Press Release
Published on May 9, 2012
Washington, D.C. – A new Human Rights First report details an intensification of attacks on human rights activists in Bahrain. The new report, “Bahrain’s Reforms: No Backdown on Crackdown,” details judicial harassment, restrictions on access for outside observers, unjust military court cases and ongoing police abuse. “Prominent human rights defenders Zainab Al Khawaja and Nabeel Rajab, President of the Bahrain Center for Human Rights, have been detained in recent weeks. Tomorrow sees another court hearing in the notorious case of the 20 medics convicted after treating injured protestors.

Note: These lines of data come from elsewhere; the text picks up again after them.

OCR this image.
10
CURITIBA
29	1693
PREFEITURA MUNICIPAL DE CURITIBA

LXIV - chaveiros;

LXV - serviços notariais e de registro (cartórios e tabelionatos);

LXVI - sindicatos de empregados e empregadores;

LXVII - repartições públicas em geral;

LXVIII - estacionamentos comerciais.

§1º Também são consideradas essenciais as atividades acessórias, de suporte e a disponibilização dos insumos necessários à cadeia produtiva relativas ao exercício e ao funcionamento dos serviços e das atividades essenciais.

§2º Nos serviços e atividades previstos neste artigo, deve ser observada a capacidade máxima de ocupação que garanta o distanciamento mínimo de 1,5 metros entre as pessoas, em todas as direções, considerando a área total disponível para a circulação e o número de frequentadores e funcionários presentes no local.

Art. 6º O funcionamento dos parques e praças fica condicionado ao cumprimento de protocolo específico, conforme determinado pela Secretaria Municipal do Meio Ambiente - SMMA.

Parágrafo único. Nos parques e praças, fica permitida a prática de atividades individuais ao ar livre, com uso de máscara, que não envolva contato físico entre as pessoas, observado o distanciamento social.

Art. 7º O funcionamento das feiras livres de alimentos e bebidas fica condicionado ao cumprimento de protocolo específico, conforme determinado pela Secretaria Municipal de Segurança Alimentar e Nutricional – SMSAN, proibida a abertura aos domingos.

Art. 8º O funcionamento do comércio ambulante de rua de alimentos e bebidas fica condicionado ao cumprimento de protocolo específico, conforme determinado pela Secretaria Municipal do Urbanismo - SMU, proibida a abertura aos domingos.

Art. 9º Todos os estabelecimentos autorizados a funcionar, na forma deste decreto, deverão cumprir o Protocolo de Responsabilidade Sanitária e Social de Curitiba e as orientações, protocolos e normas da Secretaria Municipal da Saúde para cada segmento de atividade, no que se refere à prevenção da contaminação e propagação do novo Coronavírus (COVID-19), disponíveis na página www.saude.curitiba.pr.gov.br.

The Bahrain regime seems to be ramping up its repression,” said Human Rights First’s Brian Dooley. “Bahrain can talk a good game, but the facts are that the crackdown continues. By not publicly denouncing the repression the United States is quickly losing credibility in Bahrain. It is time they make clear that these abuses must stop.” Among the key abuses detailed in are the following:
There are nightly reports of tear gas being used against peaceful protests and shot directly into people’s houses. The excessive use of tear gas has prompted The Office of the U.N. High Commission for Human Rights to call for the Bahraini government to investigate the use of such excessive force. To date, it is unclear how the police account for the number of canisters they take per shift or how they report the number they use and why.
“Bahrain should protect its human rights defenders, not attack and imprison them.” said Dooley. “The Bahrain regime can produce as much paper as it wants detailing new guidelines and policies and call it reform, but its actions show that its commitment to change is paper thin.”